In London and other parts of the UK, the Internet of Everything is causing city and government administrators to begin thinking long-term about energy consumption and their manufacturing industry. Facing a looming energy shortfall and poised to take its place as an international manufacturing hub, the UK is taking full advantage of the reach of the Internet of Everything as it works to solve infrastructure and economic challenges.
These examples are just the beginning of how with the Internet of Everything can change our world.

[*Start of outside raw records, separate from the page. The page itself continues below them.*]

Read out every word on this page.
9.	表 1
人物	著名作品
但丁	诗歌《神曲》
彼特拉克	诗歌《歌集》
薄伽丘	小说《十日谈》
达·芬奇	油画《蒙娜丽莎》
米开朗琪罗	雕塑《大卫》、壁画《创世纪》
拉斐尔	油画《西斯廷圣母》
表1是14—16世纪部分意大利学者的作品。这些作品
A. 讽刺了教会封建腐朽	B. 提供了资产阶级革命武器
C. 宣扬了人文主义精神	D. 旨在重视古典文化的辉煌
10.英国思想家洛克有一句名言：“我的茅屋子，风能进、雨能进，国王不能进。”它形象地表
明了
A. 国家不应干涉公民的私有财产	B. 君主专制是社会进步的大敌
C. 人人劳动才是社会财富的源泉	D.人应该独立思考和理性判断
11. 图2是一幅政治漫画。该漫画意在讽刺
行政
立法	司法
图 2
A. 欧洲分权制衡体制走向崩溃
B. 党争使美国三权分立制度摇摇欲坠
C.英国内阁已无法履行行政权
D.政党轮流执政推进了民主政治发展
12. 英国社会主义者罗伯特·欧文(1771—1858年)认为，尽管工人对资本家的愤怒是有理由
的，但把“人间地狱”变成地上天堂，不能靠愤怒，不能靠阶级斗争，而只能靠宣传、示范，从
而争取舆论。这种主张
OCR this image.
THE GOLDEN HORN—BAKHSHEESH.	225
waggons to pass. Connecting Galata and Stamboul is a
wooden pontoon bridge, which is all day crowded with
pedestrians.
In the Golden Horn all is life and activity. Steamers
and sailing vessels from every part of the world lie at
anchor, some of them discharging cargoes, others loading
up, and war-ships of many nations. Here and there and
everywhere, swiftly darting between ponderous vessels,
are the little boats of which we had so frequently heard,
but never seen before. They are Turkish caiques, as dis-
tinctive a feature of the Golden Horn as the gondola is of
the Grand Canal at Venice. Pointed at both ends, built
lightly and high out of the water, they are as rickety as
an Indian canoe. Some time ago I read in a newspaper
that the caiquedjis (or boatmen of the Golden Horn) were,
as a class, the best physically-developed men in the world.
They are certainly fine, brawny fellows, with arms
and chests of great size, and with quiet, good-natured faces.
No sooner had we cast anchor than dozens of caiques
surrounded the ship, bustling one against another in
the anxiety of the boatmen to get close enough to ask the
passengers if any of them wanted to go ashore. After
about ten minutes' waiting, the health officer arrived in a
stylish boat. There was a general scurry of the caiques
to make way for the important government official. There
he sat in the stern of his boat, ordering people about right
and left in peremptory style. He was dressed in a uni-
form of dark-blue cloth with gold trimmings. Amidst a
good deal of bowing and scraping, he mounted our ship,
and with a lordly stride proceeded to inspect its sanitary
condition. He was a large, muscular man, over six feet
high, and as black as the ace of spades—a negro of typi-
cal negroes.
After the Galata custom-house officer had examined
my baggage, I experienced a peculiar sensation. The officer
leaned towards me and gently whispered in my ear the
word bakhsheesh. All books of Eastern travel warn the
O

Thirty years ago, there were just 1,000 connections to the Internet throughout the world. Today, with the help of app-centric infrastructure, sensors and mobile devices, there are about 13 billion connections, and this is still just 1 percent of what’s possible. The economic opportunity to connect the unconnected totals $19 trillion, comprising $4.6 trillion for the public sector, two-thirds of which can be realized by cities.
In 2020, we expect 50 billion things to be connected to the Internet, which will still be scratching the surface of what’s possible.
We know that data is doubling every two years, and according to IDC the digital universe will expand to 44 zettabytes, or 44 trillion gigabytes, annually by 2020. That’s even more staggering when you consider that today 90 percent of data is dark – it is only viewed once or not at all.
However, this explosion of data and apps – when properly optimized – presents unprecedented opportunities to better manage resources and improve quality of life. By embracing the Internet of Everything, cities across the globe can are lead the way toward a more sustainable world. Will your city be next?